Two hundred
The bread technique comes from Koko, Mansa's paternal grandmother. Shona by origin, from Serowe, four hundred kilometers southeast. Koko knew which stones are good for sharpening, which for grinding, and which are simply beautiful. And she knew how to make sorghum bread in a cast-iron pot over coals: dough kneaded for twenty minutes, pot preheated, low heat. Keitumetse inherited the recipe and repeats it every Saturday with Mansa at her side.
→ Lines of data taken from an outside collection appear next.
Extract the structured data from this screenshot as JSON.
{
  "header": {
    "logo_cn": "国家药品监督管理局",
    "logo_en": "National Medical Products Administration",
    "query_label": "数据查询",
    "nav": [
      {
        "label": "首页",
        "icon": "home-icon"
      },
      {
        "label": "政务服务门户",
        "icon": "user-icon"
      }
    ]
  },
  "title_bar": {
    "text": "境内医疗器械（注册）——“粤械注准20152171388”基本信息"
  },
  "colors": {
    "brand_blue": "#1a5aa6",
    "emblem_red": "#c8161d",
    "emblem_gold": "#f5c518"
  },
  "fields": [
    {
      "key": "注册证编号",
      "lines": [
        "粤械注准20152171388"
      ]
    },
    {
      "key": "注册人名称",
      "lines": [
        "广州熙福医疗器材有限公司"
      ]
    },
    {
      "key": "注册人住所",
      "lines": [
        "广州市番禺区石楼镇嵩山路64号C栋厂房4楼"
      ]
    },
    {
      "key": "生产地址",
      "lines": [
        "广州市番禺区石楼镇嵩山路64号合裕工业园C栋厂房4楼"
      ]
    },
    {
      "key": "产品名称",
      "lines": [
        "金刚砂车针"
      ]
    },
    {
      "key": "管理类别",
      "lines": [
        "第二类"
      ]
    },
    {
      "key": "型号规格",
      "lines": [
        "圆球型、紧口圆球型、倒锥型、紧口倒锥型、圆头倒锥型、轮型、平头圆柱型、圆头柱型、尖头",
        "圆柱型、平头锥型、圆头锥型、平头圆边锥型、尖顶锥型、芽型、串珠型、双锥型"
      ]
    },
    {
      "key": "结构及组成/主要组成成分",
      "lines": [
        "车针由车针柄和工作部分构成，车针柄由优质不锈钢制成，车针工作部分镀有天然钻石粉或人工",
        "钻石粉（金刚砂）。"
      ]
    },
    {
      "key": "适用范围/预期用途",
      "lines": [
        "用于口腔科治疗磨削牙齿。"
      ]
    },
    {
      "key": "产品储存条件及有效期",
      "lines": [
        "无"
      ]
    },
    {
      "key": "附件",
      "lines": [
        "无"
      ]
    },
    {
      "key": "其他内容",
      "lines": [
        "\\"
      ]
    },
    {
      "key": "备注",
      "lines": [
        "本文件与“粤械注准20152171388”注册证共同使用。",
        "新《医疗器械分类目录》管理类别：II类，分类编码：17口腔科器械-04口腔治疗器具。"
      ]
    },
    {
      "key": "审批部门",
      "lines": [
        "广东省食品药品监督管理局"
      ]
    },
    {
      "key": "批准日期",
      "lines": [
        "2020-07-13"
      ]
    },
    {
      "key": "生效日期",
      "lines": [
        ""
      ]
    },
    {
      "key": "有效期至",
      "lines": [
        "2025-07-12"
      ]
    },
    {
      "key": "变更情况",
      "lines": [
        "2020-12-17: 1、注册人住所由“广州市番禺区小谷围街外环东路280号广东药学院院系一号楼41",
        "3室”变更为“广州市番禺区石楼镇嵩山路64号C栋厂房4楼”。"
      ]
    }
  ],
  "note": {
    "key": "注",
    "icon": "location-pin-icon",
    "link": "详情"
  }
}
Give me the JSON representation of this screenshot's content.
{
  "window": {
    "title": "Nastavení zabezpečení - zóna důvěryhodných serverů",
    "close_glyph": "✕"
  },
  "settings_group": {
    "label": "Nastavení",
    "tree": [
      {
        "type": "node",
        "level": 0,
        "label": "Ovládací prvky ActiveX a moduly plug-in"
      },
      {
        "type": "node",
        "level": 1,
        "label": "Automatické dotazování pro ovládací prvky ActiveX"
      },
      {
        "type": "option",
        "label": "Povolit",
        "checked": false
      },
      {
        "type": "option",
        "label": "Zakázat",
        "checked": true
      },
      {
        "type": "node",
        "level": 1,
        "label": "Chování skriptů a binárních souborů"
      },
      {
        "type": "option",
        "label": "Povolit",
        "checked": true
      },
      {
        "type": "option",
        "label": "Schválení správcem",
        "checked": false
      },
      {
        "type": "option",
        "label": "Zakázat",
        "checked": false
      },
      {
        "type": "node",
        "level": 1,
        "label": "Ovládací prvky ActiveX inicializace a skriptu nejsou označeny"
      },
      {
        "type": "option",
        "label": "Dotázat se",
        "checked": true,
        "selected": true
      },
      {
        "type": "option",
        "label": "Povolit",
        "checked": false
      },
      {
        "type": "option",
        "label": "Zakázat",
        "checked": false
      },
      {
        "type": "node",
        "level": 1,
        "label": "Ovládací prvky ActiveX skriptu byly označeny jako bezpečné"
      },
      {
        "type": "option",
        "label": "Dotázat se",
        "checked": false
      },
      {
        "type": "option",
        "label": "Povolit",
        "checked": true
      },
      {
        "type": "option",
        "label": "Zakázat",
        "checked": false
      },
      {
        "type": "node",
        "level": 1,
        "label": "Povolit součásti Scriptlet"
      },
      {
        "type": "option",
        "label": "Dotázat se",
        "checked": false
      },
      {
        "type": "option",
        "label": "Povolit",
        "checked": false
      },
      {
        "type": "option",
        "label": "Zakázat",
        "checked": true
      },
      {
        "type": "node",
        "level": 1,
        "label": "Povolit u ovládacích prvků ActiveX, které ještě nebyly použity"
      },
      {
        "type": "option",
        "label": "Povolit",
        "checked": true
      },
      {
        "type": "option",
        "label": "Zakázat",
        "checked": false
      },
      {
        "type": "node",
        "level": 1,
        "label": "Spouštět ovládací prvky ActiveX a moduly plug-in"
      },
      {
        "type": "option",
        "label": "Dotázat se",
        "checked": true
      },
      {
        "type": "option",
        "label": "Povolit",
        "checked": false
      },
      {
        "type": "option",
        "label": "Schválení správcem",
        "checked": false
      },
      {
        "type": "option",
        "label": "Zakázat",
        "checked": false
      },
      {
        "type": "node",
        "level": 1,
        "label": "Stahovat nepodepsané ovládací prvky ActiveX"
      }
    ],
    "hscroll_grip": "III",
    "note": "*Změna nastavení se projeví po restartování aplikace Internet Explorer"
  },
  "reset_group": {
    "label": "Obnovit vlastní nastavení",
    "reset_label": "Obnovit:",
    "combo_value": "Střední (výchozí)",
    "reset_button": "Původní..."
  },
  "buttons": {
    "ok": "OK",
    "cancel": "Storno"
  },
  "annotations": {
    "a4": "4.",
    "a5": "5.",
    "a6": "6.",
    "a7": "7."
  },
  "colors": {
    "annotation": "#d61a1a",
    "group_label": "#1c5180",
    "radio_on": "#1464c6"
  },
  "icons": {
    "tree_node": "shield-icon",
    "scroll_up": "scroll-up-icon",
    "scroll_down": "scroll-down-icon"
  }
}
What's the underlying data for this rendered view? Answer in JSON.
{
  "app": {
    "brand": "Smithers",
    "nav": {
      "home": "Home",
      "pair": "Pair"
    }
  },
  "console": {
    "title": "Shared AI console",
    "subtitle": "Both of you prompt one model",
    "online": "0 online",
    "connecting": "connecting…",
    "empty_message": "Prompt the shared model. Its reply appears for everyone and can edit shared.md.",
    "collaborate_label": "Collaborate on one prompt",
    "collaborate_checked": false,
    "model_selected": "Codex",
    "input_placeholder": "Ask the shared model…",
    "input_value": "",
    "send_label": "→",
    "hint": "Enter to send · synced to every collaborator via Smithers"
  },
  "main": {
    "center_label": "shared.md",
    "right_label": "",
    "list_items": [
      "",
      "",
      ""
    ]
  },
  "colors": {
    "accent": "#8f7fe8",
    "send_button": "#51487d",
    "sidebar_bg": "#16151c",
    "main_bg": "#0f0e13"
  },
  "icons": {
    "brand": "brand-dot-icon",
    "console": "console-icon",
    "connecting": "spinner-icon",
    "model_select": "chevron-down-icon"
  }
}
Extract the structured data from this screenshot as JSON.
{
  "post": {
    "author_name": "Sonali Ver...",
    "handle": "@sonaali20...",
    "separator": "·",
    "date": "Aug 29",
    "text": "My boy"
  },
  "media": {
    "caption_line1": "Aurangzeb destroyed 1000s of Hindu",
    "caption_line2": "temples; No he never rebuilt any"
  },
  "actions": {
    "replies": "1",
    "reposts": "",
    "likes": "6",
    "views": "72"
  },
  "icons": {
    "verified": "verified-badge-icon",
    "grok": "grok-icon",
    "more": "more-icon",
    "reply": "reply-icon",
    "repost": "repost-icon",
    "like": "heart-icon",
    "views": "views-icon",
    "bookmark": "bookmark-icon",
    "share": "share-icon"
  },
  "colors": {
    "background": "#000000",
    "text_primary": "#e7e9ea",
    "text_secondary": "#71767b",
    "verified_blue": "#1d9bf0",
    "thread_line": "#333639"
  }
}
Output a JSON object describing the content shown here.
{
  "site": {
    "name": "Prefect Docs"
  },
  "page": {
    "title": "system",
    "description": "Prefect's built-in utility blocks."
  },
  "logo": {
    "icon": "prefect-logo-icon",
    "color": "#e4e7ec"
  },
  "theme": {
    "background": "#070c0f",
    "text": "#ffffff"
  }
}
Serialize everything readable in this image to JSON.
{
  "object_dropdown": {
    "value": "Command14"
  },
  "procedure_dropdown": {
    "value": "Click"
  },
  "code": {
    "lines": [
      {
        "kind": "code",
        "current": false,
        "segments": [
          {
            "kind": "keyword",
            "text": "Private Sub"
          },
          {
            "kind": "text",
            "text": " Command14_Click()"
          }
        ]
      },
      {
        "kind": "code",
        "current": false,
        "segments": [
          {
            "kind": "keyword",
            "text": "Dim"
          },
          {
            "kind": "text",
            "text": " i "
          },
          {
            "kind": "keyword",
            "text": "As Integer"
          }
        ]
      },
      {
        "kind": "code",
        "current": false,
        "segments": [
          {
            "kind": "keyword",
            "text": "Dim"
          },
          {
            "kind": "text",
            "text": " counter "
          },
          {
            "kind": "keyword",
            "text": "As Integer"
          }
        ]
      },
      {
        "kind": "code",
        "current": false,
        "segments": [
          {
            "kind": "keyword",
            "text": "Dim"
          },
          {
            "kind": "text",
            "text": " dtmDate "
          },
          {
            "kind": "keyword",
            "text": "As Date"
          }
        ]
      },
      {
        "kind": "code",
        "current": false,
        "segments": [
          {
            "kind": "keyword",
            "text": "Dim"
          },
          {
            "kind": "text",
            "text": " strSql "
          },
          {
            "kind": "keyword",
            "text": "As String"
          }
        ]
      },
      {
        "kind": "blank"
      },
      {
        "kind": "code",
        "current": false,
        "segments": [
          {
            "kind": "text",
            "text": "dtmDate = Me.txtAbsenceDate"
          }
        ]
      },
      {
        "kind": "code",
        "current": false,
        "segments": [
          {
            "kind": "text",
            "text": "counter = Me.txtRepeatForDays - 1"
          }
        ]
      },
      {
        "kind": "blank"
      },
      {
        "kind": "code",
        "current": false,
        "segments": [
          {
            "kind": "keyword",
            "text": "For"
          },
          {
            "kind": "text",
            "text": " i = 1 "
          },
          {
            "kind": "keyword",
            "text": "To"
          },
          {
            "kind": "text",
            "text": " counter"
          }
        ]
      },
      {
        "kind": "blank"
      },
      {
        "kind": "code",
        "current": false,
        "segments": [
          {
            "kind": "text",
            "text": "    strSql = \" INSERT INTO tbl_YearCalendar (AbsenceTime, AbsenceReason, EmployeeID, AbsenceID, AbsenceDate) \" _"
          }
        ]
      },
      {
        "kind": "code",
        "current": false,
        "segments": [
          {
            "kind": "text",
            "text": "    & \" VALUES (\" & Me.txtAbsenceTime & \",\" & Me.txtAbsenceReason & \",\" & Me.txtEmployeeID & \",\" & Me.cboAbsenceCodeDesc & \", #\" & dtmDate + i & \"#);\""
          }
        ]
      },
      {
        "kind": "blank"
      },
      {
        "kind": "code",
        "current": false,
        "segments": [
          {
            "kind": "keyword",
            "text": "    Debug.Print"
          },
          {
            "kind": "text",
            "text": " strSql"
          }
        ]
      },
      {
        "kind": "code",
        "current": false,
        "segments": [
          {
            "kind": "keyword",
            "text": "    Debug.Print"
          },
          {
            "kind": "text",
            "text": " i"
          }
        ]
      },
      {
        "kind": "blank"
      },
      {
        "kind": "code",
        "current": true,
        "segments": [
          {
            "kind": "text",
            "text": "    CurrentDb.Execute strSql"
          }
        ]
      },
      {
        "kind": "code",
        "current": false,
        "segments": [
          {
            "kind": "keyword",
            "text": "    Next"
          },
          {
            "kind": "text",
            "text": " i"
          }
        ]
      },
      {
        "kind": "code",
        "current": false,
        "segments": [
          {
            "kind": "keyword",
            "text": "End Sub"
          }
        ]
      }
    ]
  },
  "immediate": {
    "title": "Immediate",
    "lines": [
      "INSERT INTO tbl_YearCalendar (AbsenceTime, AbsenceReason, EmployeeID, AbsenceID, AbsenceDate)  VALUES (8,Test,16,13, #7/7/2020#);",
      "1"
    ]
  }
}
Mansa counts quietly as they knead. One, two, three. Up to two hundred. It isn't a whim: African elephants have a documented cognitive capacity for processing quantities. Mansa does it without knowing she does it by instinct and by memory. Counting is her way of measuring time. Of knowing the dough is ready without looking at a clock. Of staying focused while her hands — still a child's hands, small compared to her mother's — work the mixture against the table surface.
The cast-iron pot is the same one Koko used. It's heavy. Mansa can't lift it alone. Keitumetse sets it on the stove and Mansa tends the fire. The result doesn't always turn out right. Sometimes the crust is too thick, sometimes the center stays raw. It doesn't matter. What matters is that Saturdays smell of sorghum, of coals, and of her mother's hands.